In unserer Zeit ist das Verständnis von Gesundheit, Krankheit und Heilung ein ganz anderes. Und es gibt viele unterschiedliche und auch widerstreitende Aspekte und Perspektiven. Die nach ihrem Studium erblindete Theologin und Autorin Susanne Krahe hinterfragt die „Heile-Welt-Phantasien“ in biblischen Heilungsgeschichten kritisch. Sie schreibt fiktive Fortsetzungen dazu, zum Beispiel so: „Solange der Mann jung und gelähmt gewesen war, hatte er Freunde und Nachbarn gehabt, lauter Leute, die seine unbeweglichen Knochen durch die Gegend schleppten. Helfen wollten sie. Ihm Gutes erweisen … Aber als ihr Freund dann … seine Bahre unter den nicht mehr gelähmten Arm klemmte und vor aller Augen hinausging, mischte sich Misstrauen unter ihr Staunen. Wie konnte das sein? … Zum Misstrauen gesellte sich bald Missgunst … Seit der Gelähmte ein stinknormaler Mann war … sprach er nur noch von Ex-Freunden… Berühmt wurden nur die Erfolgsgeschichten. Berühmt wurden nur die wunderbaren Augenblicke, aber nicht die endlose Lebenszeit, die nach dem Wunder zu bestehen war.“
Die Autorin Susanne Krahe bietet einen Perspektivwechsel an, mit dem sie die Erfahrungen heute lebender Menschen mit Behinderung und ihrer Familien einbeziehen möchte. Sie überlegt, ob Heilwerden auch bedeuten könnte, dass das Nichtheile nicht mehr als Störfaktor betrachtet würde. In unserer Zeit eine Selbstverständlichkeit – oder?

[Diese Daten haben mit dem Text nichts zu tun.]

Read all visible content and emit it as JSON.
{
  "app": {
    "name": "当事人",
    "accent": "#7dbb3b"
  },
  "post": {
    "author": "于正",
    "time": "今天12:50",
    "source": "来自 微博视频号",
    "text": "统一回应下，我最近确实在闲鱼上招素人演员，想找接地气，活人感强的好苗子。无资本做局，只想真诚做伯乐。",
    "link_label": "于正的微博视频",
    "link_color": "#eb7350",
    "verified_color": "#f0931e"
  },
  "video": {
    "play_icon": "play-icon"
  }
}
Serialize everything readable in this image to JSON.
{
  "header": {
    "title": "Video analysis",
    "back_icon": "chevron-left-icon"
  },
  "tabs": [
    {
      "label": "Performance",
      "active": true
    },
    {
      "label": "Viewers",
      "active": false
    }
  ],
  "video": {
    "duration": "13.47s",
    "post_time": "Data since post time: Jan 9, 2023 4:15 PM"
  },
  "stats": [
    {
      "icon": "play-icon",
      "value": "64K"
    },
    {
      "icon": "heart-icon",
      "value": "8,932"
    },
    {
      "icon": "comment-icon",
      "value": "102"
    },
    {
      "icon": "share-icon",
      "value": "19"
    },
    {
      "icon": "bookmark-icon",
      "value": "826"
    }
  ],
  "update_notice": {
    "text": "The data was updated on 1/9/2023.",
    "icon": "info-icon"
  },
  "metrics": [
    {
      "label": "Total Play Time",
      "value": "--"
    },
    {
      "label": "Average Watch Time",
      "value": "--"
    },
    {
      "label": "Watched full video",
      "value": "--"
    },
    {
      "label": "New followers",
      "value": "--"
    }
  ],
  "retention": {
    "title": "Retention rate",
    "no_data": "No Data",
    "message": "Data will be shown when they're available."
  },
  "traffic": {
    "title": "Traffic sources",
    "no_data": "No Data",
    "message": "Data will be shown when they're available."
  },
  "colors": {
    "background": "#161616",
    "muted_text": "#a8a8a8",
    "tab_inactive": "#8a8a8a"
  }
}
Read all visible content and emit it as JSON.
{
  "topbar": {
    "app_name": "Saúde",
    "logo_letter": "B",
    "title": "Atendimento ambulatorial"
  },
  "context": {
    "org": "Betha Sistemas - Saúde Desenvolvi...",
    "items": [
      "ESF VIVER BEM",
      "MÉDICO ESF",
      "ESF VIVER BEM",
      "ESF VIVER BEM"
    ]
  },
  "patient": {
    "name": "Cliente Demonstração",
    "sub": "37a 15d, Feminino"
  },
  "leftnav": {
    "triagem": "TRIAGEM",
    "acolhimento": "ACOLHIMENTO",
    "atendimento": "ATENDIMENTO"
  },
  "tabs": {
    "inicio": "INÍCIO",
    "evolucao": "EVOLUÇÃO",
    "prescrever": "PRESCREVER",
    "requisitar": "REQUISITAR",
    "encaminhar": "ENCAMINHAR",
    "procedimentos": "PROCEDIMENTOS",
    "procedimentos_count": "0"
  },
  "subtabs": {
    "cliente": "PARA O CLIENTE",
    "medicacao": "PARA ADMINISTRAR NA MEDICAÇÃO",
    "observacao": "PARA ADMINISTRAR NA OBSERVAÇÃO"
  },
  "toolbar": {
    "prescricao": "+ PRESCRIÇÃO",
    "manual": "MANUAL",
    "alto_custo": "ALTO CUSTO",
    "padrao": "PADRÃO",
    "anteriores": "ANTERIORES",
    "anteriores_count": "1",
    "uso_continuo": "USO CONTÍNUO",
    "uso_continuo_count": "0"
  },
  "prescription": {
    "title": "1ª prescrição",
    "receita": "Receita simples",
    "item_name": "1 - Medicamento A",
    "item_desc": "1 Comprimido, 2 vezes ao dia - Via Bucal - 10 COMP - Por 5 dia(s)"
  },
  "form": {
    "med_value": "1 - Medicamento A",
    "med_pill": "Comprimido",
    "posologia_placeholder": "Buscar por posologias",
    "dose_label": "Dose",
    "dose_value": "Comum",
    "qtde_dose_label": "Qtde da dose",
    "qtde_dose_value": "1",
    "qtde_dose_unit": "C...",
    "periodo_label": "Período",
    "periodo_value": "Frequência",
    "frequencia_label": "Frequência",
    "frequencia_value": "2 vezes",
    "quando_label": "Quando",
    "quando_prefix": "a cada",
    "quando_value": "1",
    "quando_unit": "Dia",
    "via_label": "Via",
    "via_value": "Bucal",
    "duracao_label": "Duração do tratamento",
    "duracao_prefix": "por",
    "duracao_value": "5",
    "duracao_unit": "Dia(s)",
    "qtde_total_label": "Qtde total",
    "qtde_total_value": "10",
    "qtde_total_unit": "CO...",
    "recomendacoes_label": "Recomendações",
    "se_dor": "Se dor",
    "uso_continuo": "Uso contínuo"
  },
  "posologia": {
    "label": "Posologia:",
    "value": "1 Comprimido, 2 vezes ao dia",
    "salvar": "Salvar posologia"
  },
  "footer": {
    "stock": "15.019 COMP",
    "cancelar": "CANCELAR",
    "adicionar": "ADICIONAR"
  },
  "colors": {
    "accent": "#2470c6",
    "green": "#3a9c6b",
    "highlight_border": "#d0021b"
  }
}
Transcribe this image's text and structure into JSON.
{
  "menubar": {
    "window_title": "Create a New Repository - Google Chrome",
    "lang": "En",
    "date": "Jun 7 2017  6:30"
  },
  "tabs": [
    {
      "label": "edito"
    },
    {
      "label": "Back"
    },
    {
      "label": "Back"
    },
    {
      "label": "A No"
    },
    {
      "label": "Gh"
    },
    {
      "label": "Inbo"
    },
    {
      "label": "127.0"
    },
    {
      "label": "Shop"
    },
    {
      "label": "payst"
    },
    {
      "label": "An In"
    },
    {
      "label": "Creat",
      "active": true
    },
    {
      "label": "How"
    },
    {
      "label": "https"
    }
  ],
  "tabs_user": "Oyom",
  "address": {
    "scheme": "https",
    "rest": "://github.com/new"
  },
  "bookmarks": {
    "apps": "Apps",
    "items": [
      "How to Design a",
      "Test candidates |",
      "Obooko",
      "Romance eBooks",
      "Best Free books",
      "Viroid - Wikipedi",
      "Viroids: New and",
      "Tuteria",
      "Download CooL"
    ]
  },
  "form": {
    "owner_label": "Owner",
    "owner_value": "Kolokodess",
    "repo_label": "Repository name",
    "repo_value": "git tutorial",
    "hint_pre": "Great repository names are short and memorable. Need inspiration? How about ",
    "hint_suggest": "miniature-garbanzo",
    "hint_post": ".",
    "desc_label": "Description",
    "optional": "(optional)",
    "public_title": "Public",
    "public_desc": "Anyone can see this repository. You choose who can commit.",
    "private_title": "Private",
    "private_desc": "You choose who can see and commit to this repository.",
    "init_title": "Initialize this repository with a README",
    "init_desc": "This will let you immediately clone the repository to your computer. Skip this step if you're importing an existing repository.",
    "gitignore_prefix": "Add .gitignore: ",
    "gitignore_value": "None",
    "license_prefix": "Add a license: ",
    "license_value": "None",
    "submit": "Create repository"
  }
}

In Kirchengemeinden wird – wie überall in der Gesellschaft – nach Wegen gesucht, damit Angebote und Gemeindeleben möglichst barrierearm sind. Das meint nicht nur Gebäudezugänge und Treppen, sondern Mikrofonanlagen und Texte in leichter Sprache. Auch das kritische Hinterfragen von biblischen Texten und vertrauten Glaubensvorstellungen gehört dazu. Damit Glaube im Alltag aller hilfreich und heilsam erlebt werden kann.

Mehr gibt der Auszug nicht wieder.